A powerful gatekeeper to identifying CMD
Optimized use of healthcare resources is presented with a challenge by the risk-stratification of those who have an ischemic substrate of chest pain, because risk factors and typicality of symptoms do not necessitate the presence of CMD. An angiographic diagnosis of NOCAD can be stratified using pressure and flow wire-based measurements, but invasive techniques such as these are still associated with a small risk of complications and higher initial resource cost.
With this in mind, the study has underlined that “high-resolution perfusion CMR with quantitative analysis represents a powerful gatekeeper to identifying CMD in patients with refractory symptoms despite normal coronary computed tomography angiography, potentially circumventing the need for invasive testing in several patients”. The approach is described as a “patient-centric pathway” that minimizes patients’ invasive burden and maximizes diagnostic yield.

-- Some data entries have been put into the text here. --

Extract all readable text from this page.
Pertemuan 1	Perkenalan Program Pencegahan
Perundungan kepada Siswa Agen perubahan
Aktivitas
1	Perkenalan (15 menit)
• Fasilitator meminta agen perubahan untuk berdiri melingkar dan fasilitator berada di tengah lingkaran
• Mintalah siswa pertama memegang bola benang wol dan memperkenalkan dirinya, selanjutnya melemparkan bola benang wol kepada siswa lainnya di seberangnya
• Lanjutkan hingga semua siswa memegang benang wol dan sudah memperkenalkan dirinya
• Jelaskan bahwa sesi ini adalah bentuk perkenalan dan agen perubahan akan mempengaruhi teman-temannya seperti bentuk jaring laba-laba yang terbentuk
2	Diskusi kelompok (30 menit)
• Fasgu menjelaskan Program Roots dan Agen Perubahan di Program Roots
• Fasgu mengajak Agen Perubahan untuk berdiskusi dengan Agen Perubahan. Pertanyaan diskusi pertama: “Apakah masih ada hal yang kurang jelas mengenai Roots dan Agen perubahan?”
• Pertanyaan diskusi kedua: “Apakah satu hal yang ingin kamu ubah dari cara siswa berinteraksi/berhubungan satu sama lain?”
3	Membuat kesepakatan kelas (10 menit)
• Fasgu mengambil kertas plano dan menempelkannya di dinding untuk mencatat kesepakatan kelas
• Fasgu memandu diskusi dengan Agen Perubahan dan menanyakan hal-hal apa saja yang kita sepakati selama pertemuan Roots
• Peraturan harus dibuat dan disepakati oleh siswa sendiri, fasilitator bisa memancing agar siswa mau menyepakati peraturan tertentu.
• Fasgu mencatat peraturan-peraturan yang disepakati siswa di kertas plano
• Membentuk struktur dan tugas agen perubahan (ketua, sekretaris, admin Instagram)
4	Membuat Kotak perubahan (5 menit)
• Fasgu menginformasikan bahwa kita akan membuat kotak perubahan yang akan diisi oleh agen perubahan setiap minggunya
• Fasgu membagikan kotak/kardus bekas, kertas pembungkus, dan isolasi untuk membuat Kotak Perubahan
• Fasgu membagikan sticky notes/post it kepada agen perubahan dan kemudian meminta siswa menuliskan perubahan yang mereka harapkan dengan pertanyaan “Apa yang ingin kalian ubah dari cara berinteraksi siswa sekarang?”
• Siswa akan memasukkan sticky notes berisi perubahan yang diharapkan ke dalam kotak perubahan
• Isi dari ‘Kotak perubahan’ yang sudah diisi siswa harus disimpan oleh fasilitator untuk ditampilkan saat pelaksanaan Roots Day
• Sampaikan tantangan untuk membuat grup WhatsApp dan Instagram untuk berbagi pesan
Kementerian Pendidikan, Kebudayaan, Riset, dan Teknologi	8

Robust full automation of quantitative analysis
The former limitations of quantitative perfusion cardiac MRIs – namely, the time required for post-processing to produce detailed perfusion maps – are being compensated for by recent technical advances that now permit robust full automation of quantitative analysis. According to the researchers: “This is likely to become the method of choice in the years to come on the basis of high diagnostic accuracy, strong prognostic value, and independence from operator training.”
CMR may represent an ideal risk-stratification tool
Several factors highlighted by the study suggest that CMR “may represent an ideal risk-stratification tool and should form an integral part of chest pain algorithms”. These include the high accuracy with which high-resolution quantitative perfusion CMR can diagnose CMD, the improvement of accuracy with the acquisition of vasodilator stress and rest perfusion imaging compared with stress perfusion alone, and the recognition that angina and NOCAD represents a heterogeneous cohort at risk of cardiovascular morbidity.
Researchers believe that the next step towards the approach could be prospective outcome studies to demonstrate better patient outcomes.